Kendimden yarı emin bir halde biraz daha yaklaştım ve ne konuştuklarını dinlemeye başladım. "Bir teklifim var." Dediğini duydum bitkin bir sesin. Anıl'ın onu ne kadar hırpaladığına dair yüksek düşüncelerimi indirgeyerek konuşmanın devamı için bekledim.

"Size yardım edebilirim." Kaşlarım çatılırken araya kahkahasıyla Anıl girdi. "Sen yardım edeceksin? Hem de bize? Hangi iğrenç planların içindesin yine?"

"Anlamıyorsun. Beni dinlemeden buraya gelip bağırıp çağırdın ama boşa. Söyleyeceklerim senin yararına." Can karşı savunmasını yaparken, kapıyla bütünleşmiştim.

"Geveleme!" Ayak sesleriyle kendimi biraz geri aldım ancak konuşma henüz bitmemişti. "Size fazla sert çıkıştığımın farkındayım ama dedemi kaybedince ne yapacağımı bilemedim. Fakat daha fazla kayıp yaşamadan buna son vermek istiyorum. Onu yakalamanıza yardım edeceğim."

Samimiyete kilometrelerce uzak kelimeler, kısa yoldan kulağıma ulaşırken Anıl'ın cevabı için bekledim. "Sana sahiden güveneceğimi mi zannediyorsun?"

"Güvenmeyeceğinin farkındayım ama yoruldum tamam mı? Ben ailemi kaybettim ve dedemin de ölümünü görünce ne yapacağımı şaşırdım. Eğer şu dünyada kendimden bile fazla önemsediğim biri kaldıysa, o da eski kız arkadaşım." Elif'in dediklerini hatırlayarak ucuz yalanına karşın yüzümü buruşturdum.

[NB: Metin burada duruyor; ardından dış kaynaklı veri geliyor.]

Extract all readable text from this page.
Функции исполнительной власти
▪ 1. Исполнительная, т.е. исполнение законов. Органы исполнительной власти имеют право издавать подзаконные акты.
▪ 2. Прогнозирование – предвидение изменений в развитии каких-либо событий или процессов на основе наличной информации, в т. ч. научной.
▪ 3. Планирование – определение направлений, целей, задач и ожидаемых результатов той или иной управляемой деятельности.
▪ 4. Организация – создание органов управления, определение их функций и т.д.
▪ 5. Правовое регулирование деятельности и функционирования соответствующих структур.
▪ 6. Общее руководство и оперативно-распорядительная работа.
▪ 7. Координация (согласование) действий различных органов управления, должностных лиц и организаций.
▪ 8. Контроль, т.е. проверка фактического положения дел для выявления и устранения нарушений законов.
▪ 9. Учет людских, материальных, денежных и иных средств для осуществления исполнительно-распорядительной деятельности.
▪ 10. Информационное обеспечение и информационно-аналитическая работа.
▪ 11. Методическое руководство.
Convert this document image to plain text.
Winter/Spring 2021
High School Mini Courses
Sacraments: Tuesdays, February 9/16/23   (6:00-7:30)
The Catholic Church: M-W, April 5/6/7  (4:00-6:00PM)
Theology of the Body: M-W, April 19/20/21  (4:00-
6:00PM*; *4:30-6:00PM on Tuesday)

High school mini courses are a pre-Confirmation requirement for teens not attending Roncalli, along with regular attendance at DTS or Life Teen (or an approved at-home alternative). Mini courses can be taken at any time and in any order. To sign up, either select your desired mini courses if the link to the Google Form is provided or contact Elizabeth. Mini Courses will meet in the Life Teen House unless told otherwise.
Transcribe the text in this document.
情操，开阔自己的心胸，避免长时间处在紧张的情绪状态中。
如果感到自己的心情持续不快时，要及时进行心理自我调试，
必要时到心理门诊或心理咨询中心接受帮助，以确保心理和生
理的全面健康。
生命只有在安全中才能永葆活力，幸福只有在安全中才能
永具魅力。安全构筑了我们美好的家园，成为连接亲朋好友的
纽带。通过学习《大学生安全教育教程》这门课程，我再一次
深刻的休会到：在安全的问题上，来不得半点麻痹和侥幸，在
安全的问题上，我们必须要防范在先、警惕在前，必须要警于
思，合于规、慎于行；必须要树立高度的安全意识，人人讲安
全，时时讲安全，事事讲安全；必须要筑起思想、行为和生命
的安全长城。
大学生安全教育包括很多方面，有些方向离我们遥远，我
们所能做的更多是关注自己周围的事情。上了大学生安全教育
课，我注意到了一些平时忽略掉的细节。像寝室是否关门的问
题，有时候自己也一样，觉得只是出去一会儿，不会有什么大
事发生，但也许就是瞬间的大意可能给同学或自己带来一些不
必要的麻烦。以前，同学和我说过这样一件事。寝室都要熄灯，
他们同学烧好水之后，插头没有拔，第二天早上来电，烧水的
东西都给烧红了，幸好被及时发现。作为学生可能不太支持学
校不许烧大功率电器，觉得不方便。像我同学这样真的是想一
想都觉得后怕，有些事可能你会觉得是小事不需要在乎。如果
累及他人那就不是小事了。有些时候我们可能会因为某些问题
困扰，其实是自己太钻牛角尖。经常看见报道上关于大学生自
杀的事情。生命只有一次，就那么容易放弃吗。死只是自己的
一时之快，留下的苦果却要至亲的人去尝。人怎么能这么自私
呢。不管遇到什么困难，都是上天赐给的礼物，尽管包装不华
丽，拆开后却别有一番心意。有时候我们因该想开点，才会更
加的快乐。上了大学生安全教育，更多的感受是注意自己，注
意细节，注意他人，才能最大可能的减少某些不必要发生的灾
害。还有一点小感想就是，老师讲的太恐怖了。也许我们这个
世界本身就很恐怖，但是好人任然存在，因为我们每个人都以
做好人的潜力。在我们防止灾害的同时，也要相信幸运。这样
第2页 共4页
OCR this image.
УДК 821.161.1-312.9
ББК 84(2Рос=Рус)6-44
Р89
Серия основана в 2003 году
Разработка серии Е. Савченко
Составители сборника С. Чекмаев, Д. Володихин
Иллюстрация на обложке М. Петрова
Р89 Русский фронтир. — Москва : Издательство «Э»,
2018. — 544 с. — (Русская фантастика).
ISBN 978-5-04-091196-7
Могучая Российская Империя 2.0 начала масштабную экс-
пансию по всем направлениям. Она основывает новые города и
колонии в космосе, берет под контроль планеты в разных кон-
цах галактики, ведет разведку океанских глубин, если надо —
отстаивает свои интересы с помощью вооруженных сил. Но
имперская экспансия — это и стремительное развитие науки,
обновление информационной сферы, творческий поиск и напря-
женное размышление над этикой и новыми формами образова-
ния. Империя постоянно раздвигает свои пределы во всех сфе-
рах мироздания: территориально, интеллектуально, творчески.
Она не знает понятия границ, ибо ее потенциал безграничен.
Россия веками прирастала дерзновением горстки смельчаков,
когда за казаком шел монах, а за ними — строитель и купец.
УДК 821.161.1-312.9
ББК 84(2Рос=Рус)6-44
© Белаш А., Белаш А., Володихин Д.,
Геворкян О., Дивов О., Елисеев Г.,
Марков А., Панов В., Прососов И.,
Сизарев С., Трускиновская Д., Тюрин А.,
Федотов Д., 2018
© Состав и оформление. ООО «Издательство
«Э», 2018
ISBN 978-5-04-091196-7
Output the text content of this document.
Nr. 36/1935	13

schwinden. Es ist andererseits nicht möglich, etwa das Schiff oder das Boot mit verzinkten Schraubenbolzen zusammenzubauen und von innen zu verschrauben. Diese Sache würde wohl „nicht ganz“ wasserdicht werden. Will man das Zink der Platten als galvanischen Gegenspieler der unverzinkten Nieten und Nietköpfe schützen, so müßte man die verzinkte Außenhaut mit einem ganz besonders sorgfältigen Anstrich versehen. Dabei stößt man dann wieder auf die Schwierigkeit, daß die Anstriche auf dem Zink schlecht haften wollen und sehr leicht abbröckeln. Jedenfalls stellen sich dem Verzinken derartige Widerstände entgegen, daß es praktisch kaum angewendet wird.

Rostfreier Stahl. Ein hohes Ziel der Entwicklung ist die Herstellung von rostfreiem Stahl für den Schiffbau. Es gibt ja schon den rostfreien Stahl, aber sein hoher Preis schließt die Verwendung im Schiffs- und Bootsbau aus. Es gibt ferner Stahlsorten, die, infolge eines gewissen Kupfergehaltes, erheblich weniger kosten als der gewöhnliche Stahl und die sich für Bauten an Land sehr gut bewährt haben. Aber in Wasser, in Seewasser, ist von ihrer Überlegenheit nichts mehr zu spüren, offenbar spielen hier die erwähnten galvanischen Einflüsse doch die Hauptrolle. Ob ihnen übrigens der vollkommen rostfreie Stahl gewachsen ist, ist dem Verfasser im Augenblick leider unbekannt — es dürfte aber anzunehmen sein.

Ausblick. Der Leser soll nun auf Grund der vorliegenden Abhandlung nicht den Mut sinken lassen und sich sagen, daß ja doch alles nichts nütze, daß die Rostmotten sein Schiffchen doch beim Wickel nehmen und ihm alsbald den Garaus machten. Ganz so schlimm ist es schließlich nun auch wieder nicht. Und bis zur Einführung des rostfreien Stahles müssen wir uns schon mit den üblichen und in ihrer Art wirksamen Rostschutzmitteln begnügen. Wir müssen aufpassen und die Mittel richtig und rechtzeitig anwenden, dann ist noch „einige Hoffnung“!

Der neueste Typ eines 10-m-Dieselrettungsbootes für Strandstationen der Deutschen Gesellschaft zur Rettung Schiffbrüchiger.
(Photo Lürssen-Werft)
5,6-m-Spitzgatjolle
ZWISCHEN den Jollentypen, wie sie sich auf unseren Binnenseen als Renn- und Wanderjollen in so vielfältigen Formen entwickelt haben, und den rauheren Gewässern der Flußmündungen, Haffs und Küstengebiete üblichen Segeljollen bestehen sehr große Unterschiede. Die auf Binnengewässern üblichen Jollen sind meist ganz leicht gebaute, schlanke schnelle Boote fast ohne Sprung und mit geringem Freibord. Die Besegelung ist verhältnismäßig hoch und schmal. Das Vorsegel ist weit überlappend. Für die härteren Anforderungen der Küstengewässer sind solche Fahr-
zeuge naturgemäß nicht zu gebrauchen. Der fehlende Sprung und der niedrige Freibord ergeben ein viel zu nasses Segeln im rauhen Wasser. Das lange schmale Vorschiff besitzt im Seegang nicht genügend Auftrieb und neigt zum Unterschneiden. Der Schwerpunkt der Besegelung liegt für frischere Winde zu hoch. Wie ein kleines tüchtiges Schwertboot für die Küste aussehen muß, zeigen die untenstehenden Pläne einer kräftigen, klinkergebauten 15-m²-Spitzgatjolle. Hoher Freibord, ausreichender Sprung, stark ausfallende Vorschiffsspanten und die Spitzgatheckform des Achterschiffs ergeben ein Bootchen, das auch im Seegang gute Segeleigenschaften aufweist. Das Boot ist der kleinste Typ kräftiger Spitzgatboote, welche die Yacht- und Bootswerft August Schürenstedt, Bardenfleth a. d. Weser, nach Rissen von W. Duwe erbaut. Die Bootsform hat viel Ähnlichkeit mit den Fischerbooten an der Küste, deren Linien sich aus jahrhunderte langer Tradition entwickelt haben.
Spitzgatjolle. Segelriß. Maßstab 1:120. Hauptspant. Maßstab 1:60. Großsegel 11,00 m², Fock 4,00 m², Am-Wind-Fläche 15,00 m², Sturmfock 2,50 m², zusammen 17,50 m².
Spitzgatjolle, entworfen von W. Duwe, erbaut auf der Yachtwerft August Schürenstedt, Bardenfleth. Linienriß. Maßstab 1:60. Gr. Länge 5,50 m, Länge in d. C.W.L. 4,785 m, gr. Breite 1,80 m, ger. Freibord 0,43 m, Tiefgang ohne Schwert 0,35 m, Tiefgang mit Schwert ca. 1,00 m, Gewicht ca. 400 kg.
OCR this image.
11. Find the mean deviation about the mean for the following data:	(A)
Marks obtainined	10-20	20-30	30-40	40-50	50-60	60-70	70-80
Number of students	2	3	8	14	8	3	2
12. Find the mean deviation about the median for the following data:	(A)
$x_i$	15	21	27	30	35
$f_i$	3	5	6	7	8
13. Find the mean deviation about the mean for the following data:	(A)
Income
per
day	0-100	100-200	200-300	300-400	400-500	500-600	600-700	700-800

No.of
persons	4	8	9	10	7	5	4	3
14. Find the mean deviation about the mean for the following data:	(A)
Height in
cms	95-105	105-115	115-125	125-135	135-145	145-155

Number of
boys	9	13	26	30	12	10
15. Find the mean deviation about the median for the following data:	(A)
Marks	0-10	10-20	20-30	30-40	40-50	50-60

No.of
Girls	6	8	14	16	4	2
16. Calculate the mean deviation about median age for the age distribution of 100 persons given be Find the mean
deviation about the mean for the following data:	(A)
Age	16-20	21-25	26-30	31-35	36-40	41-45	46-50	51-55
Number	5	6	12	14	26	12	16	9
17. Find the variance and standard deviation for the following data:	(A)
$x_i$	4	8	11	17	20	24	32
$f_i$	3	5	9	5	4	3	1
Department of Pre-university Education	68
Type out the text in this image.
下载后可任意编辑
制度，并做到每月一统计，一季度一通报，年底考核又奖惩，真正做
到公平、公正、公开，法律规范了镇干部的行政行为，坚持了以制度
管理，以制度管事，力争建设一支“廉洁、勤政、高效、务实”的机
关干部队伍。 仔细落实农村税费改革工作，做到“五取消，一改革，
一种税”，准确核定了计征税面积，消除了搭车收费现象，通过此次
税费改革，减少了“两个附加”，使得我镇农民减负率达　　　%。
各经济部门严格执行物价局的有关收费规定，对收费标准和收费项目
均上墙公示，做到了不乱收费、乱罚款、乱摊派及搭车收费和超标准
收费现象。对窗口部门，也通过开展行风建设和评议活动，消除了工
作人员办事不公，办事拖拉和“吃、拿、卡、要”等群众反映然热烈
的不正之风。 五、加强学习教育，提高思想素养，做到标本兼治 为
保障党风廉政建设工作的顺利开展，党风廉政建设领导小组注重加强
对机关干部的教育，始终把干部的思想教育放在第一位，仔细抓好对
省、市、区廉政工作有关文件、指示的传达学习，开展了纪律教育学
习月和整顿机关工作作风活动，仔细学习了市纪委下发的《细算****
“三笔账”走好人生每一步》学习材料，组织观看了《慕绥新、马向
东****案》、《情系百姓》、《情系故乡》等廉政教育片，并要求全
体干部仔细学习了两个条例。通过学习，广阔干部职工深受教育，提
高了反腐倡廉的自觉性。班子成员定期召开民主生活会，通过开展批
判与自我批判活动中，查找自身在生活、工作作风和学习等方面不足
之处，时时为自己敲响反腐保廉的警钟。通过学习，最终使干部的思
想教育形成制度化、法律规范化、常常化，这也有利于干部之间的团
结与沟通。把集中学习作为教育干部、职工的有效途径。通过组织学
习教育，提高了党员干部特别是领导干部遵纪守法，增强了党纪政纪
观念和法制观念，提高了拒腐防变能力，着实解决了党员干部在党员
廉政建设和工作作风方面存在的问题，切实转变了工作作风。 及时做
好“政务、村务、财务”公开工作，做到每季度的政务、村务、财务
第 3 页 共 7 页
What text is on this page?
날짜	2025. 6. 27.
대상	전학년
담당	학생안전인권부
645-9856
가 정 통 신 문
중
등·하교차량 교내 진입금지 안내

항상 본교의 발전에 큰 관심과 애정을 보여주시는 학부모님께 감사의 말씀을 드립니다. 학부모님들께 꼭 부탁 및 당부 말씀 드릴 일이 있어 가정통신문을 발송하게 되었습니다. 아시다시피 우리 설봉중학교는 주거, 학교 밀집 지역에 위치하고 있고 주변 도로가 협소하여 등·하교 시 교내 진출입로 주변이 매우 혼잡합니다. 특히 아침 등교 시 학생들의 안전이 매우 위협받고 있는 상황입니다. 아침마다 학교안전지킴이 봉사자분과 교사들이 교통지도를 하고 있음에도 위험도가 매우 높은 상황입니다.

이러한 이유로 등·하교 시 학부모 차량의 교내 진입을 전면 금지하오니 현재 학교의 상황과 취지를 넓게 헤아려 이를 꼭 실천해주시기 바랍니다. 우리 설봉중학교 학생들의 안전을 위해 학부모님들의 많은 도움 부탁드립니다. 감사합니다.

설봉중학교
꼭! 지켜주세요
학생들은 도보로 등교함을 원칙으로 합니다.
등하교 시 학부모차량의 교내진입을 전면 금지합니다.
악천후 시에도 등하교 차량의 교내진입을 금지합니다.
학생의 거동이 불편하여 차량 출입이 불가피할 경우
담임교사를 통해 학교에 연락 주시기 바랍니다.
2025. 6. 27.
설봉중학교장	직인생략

"Bu işlere bulaştığımda ona zarar geleceğinin farkındaydım. İlk başta bir şey olmaz sandım ama incinmesini kaldıramazdım. O yüzden ondan yavaş yavaş uzaklaşarak ayrıldım." Kelimelerini toparladığını düşünerek sessizliği dinledim yarım saniye kadar.

"Bu işin ucunun bir şekilde Elif'e tekrar dokunacağının farkındayım. Bu yüzden size yardım etmek istiyorum. Her defasında kaybedeceksem buna daha fazla katlanamam. Kazanırım sanmıştım ama yanılmışım. Bu işin sonunda istersen beni öldür, umurumda değil. Elif'in iyi olduğunu bilmek bana yeter."